Each Unit consists of one (1) common share (“Common Share”) and one-half (0.5) of a common share purchase warrant (each whole warrant, a “Warrant”). Each Warrant entitles the holder thereof to purchase one Common Share of the Company at an exercise price of $3.00 until April 22, 2022.

The Company has agreed to use its commercially reasonable efforts to qualify the Units for distribution in all provinces in Canada, except Québec (the “Qualifying Jurisdictions”) and to obtain the Final Receipt therefor, on or prior to July 2, 2021. In the event the Qualification Date has not occurred on or before July 2, 2021, the exercise price of each Warrant shall be reduced to $2.47 per Common Share (the "Penalty Provision").

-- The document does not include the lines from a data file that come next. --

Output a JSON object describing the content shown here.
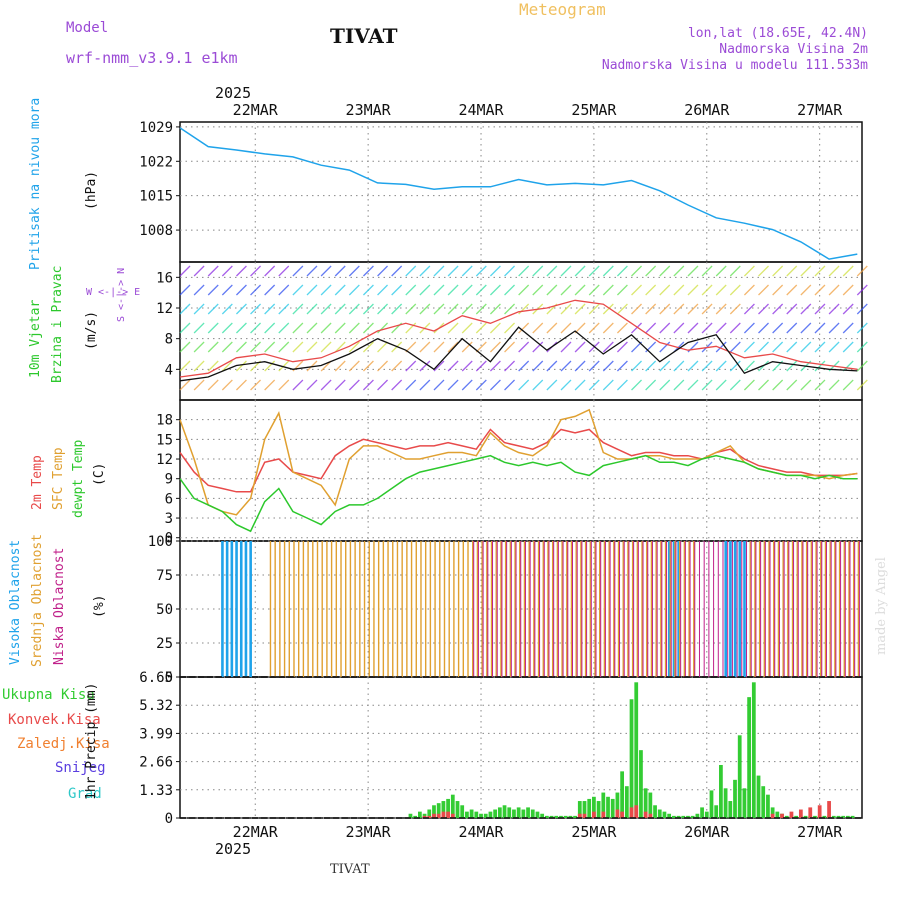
{
  "header": {
    "title": "TIVAT",
    "subtitle": "Meteogram",
    "model_label": "Model",
    "model_name": "wrf-nmm_v3.9.1 e1km",
    "location": "lon,lat (18.65E, 42.4N)",
    "elevation": "Nadmorska Visina 2m",
    "model_elevation": "Nadmorska Visina u modelu 111.533m",
    "year_top": "2025",
    "year_bottom": "2025",
    "footer_station": "TIVAT",
    "watermark": "made by Angel"
  },
  "panel_labels": {
    "pressure": {
      "name": "Pritisak na nivou mora",
      "unit": "(hPa)"
    },
    "wind": {
      "name1": "10m Vjetar",
      "name2": "Brzina i Pravac",
      "unit": "(m/s)",
      "compass": "W <-|-> E",
      "ns": "S <-|-> N"
    },
    "temp": {
      "name1": "2m Temp",
      "name2": "SFC Temp",
      "name3": "dewpt Temp",
      "unit": "(C)"
    },
    "cloud": {
      "name1": "Visoka Oblacnost",
      "name2": "Srednja Oblacnost",
      "name3": "Niska Oblacnost",
      "unit": "(%)"
    },
    "precip": {
      "items": [
        "Ukupna Kisa",
        "Konvek.Kisa",
        "Zaledj.Kisa",
        "Snijeg",
        "Grad"
      ],
      "unit": "1hr Precip (mm)"
    }
  },
  "colors": {
    "pressure": "#1fa3ea",
    "t2m": "#e84a4a",
    "tsfc": "#e0a030",
    "dewpt": "#2cc82c",
    "wind_speed": "#111111",
    "gust": "#e84a4a",
    "high_cloud": "#1fa3ea",
    "mid_cloud": "#e0a030",
    "low_cloud": "#c0208a",
    "rain_total": "#33cc33",
    "rain_conv": "#e84a4a",
    "rain_frz": "#f08030",
    "snow": "#5a3ee0",
    "hail": "#2ec8c8"
  },
  "chart_data": [
    {
      "type": "line",
      "ylabel": "(hPa)",
      "yticks": [
        1008,
        1015,
        1022,
        1029
      ],
      "ylim": [
        1001.5,
        1030
      ],
      "x_tick_labels": [
        "22MAR",
        "23MAR",
        "24MAR",
        "25MAR",
        "26MAR",
        "27MAR"
      ],
      "x_hours": [
        0,
        6,
        12,
        18,
        24,
        30,
        36,
        42,
        48,
        54,
        60,
        66,
        72,
        78,
        84,
        90,
        96,
        102,
        108,
        114,
        120,
        126,
        132,
        138,
        144
      ],
      "series": [
        {
          "values": [
            1028.8,
            1025.0,
            1024.3,
            1023.5,
            1022.9,
            1021.2,
            1020.2,
            1017.6,
            1017.3,
            1016.3,
            1016.8,
            1016.8,
            1018.3,
            1017.2,
            1017.5,
            1017.2,
            1018.1,
            1016.0,
            1013.1,
            1010.5,
            1009.4,
            1008.1,
            1005.6,
            1002.1,
            1003.1
          ]
        }
      ]
    },
    {
      "type": "line",
      "ylabel": "(m/s)",
      "yticks": [
        4,
        8,
        12,
        16
      ],
      "ylim": [
        0,
        18
      ],
      "x_hours": [
        0,
        6,
        12,
        18,
        24,
        30,
        36,
        42,
        48,
        54,
        60,
        66,
        72,
        78,
        84,
        90,
        96,
        102,
        108,
        114,
        120,
        126,
        132,
        138,
        144
      ],
      "series": [
        {
          "values": [
            2.5,
            3.0,
            4.5,
            5.0,
            4.0,
            4.5,
            6.0,
            8.0,
            6.5,
            4.0,
            8.0,
            5.0,
            9.5,
            6.5,
            9.0,
            6.0,
            8.5,
            5.0,
            7.5,
            8.5,
            3.5,
            5.0,
            4.5,
            4.0,
            3.8
          ]
        },
        {
          "values": [
            3.0,
            3.5,
            5.5,
            6.0,
            5.0,
            5.5,
            7.0,
            9.0,
            10.0,
            9.0,
            11.0,
            10.0,
            11.5,
            12.0,
            13.0,
            12.5,
            10.0,
            7.5,
            6.5,
            7.0,
            5.5,
            6.0,
            5.0,
            4.5,
            4.0
          ]
        }
      ]
    },
    {
      "type": "line",
      "ylabel": "(C)",
      "yticks": [
        0,
        3,
        6,
        9,
        12,
        15,
        18
      ],
      "ylim": [
        -0.5,
        21
      ],
      "x_hours": [
        0,
        3,
        6,
        9,
        12,
        15,
        18,
        21,
        24,
        27,
        30,
        33,
        36,
        39,
        42,
        45,
        48,
        51,
        54,
        57,
        60,
        63,
        66,
        69,
        72,
        75,
        78,
        81,
        84,
        87,
        90,
        93,
        96,
        99,
        102,
        105,
        108,
        111,
        114,
        117,
        120,
        123,
        126,
        129,
        132,
        135,
        138,
        141,
        144
      ],
      "series": [
        {
          "name": "2m Temp",
          "values": [
            13.0,
            10.0,
            8.0,
            7.5,
            7.0,
            7.0,
            11.5,
            12.0,
            10.0,
            9.5,
            9.0,
            12.5,
            14.0,
            15.0,
            14.5,
            14.0,
            13.5,
            14.0,
            14.0,
            14.5,
            14.0,
            13.5,
            16.5,
            14.5,
            14.0,
            13.5,
            14.5,
            16.5,
            16.0,
            16.5,
            14.5,
            13.5,
            12.5,
            13.0,
            13.0,
            12.5,
            12.5,
            12.0,
            13.0,
            13.5,
            12.0,
            11.0,
            10.5,
            10.0,
            10.0,
            9.5,
            9.5,
            9.5,
            9.8
          ]
        },
        {
          "name": "SFC Temp",
          "values": [
            18.0,
            12.0,
            5.0,
            4.0,
            3.5,
            6.0,
            15.0,
            19.0,
            10.0,
            9.0,
            8.0,
            5.0,
            12.0,
            14.0,
            14.0,
            13.0,
            12.0,
            12.0,
            12.5,
            13.0,
            13.0,
            12.5,
            16.0,
            14.0,
            13.0,
            12.5,
            14.0,
            18.0,
            18.5,
            19.5,
            13.0,
            12.0,
            12.0,
            12.5,
            12.5,
            12.0,
            12.0,
            12.0,
            13.0,
            14.0,
            11.5,
            10.5,
            10.0,
            9.5,
            9.5,
            9.5,
            9.0,
            9.5,
            9.8
          ]
        },
        {
          "name": "dewpt Temp",
          "values": [
            9.0,
            6.0,
            5.0,
            4.0,
            2.0,
            1.0,
            5.5,
            7.5,
            4.0,
            3.0,
            2.0,
            4.0,
            5.0,
            5.0,
            6.0,
            7.5,
            9.0,
            10.0,
            10.5,
            11.0,
            11.5,
            12.0,
            12.5,
            11.5,
            11.0,
            11.5,
            11.0,
            11.5,
            10.0,
            9.5,
            11.0,
            11.5,
            12.0,
            12.5,
            11.5,
            11.5,
            11.0,
            12.0,
            12.5,
            12.0,
            11.5,
            10.5,
            10.0,
            9.5,
            9.5,
            9.0,
            9.5,
            9.0,
            9.0
          ]
        }
      ]
    },
    {
      "type": "bar",
      "ylabel": "(%)",
      "yticks": [
        0,
        25,
        50,
        75,
        100
      ],
      "ylim": [
        0,
        100
      ],
      "hours": 145,
      "series": [
        {
          "name": "Visoka Oblacnost",
          "segments": [
            [
              9,
              16,
              100
            ],
            [
              104,
              107,
              100
            ],
            [
              116,
              121,
              100
            ]
          ]
        },
        {
          "name": "Srednja Oblacnost",
          "segments": [
            [
              19,
              90,
              100
            ],
            [
              90,
              110,
              100
            ],
            [
              121,
              145,
              100
            ]
          ]
        },
        {
          "name": "Niska Oblacnost",
          "segments": [
            [
              62,
              145,
              100
            ]
          ]
        }
      ]
    },
    {
      "type": "bar",
      "ylabel": "1hr Precip (mm)",
      "yticks": [
        0,
        1.33,
        2.66,
        3.99,
        5.32,
        6.65
      ],
      "ylim": [
        0,
        6.65
      ],
      "series": [
        {
          "name": "Ukupna Kisa",
          "hours": [
            49,
            50,
            51,
            52,
            53,
            54,
            55,
            56,
            57,
            58,
            59,
            60,
            61,
            62,
            63,
            64,
            65,
            66,
            67,
            68,
            69,
            70,
            71,
            72,
            73,
            74,
            75,
            76,
            77,
            78,
            79,
            80,
            81,
            82,
            83,
            84,
            85,
            86,
            87,
            88,
            89,
            90,
            91,
            92,
            93,
            94,
            95,
            96,
            97,
            98,
            99,
            100,
            101,
            102,
            103,
            104,
            105,
            106,
            107,
            108,
            109,
            110,
            111,
            112,
            113,
            114,
            115,
            116,
            117,
            118,
            119,
            120,
            121,
            122,
            123,
            124,
            125,
            126,
            127,
            128,
            129,
            130,
            131,
            132,
            133,
            134,
            135,
            136,
            137,
            138,
            139,
            140,
            141,
            142,
            143
          ],
          "values": [
            0.2,
            0.1,
            0.3,
            0.2,
            0.4,
            0.6,
            0.7,
            0.8,
            0.9,
            1.1,
            0.8,
            0.6,
            0.3,
            0.4,
            0.3,
            0.2,
            0.2,
            0.3,
            0.4,
            0.5,
            0.6,
            0.5,
            0.4,
            0.5,
            0.4,
            0.5,
            0.4,
            0.3,
            0.2,
            0.1,
            0.1,
            0.1,
            0.1,
            0.1,
            0.1,
            0.1,
            0.8,
            0.8,
            0.9,
            1.0,
            0.8,
            1.2,
            1.0,
            0.9,
            1.2,
            2.2,
            1.5,
            5.6,
            6.4,
            3.2,
            1.4,
            1.2,
            0.6,
            0.4,
            0.3,
            0.2,
            0.1,
            0.1,
            0.1,
            0.1,
            0.1,
            0.2,
            0.5,
            0.3,
            1.3,
            0.6,
            2.5,
            1.4,
            0.8,
            1.8,
            3.9,
            1.4,
            5.7,
            6.4,
            2.0,
            1.5,
            1.1,
            0.5,
            0.3,
            0.2,
            0.1,
            0.1,
            0.1,
            0.1,
            0.1,
            0.1,
            0.1,
            0.1,
            0.1,
            0.1,
            0.1,
            0.1,
            0.1,
            0.1,
            0.1
          ]
        },
        {
          "name": "Konvek.Kisa",
          "hours": [
            52,
            53,
            54,
            55,
            56,
            57,
            58,
            85,
            86,
            88,
            90,
            93,
            94,
            96,
            97,
            99,
            100,
            126,
            128,
            130,
            132,
            134,
            136,
            138
          ],
          "values": [
            0.1,
            0.1,
            0.2,
            0.2,
            0.3,
            0.3,
            0.2,
            0.2,
            0.2,
            0.3,
            0.3,
            0.4,
            0.3,
            0.5,
            0.6,
            0.3,
            0.2,
            0.2,
            0.2,
            0.3,
            0.4,
            0.5,
            0.6,
            0.8
          ]
        }
      ]
    }
  ]
}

In connection with the Offering, the Underwriters received: (i) a cash commission of 6.0% of the gross proceeds of the Offering, excluding gross proceeds from the issuance of Units on a president’s list agreed upon by the Company and the Underwriters (the “President’s List”), for which a commission of 3.0% of such gross proceeds was paid by the Company to the Underwriters; and (ii) 525,442 non-transferable compensation warrants (the “Compensation Warrants”), being equal to 6.0% of the aggregate number of Units sold under the Offering, excluding those Units sold to subscribers on the President’s List, for which the Underwriters were issued Compensation Warrants equaling 3.0% of the aggregate number of Units sold to participants on the President’s List. Each Compensation Warrant is exercisable into one Unit of the Company at a price of $2.10 per Unit until April 22, 2022.

Proceeds from the Offering will be used primarily to fund the 75,000 meter Phase 2 exploration drill program at the Company’s Kay Mine Project and general working capital purposes. The Offering is subject to final approval by the TSX Venture Exchange.